Вошел Грачев. Глаза круглые, бешеные, дышит с сапом. Увидев, как Нарымов подносит водку итальянцу, кулаком вышиб у него крышку из рук, яростно выпалил:
— Нянькаетесь с ними, а они что делают!..
Оказывается, Грачев набрел на заброшенную клуню за садами и в глубокой яме, на гнилой подстилке из соломы, обнаружил скелеты в истлевшей красноармейской форме. В продранную крышу клуни их притрусило снежком. Безногий в дальнем углу, спасаясь, видимо, от холода, натянул на голую культю драный рукав ватника, на рукав надел пилотку.

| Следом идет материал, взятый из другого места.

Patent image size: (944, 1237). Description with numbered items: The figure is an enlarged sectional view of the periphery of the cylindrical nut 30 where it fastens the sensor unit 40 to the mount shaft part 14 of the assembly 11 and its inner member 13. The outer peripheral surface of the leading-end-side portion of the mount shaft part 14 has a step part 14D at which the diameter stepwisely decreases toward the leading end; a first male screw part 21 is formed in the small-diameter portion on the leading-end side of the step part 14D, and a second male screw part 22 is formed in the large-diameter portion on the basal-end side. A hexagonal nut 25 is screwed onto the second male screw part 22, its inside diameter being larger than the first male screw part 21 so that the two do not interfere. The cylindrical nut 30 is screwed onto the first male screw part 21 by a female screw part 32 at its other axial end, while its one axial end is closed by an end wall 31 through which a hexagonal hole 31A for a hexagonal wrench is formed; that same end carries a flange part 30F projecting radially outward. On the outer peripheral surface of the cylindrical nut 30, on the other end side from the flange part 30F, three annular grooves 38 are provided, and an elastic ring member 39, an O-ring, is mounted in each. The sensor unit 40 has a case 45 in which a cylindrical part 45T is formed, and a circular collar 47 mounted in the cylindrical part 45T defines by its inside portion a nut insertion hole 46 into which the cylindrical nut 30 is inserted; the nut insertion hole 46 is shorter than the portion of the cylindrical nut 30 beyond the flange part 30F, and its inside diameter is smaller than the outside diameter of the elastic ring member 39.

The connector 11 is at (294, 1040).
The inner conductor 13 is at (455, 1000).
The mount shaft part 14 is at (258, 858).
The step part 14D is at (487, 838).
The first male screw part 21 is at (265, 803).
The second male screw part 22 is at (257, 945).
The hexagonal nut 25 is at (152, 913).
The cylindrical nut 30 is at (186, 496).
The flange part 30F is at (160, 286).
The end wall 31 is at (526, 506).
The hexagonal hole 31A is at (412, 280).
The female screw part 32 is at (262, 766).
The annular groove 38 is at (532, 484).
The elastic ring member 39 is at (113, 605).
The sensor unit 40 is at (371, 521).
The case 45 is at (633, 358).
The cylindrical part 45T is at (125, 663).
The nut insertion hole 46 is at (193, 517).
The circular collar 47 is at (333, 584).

— Там штрафные у них сидели, — пояснила возившаяся у печки хозяйка и рассказала, что пленные у немцев работали на укреплениях. Кормили их баландой из просяной шелухи. — Только и спасало неубранное поле подсолнуха. Намнут в карманы семечек сердяги и жуют. Не то женщины кукурузы, хлебушка подкинут. А заосеняло как, красноармейцы стали набивать для тепла в галифе и под шинелю соломы. Да и от ударов спасало, не по голым мослам. А били, — хозяйка прижала правую руку к щеке, горестно покачала головой, — чисто скотиняку. Жалости никакой… Штрафных, какие не покорялись, бросали в клуню и не кормили.
Круглые и тугие, как яблоки, щеки итальянца блестели жиром. Он что-то бормотал. Молитву читал, должно быть. Турецкий раздирал кожу под мышками, елозил циркулем по карте. Грачев стоял посреди кухни, бледный до зелени. Острый кадык дергался от сухих глотков.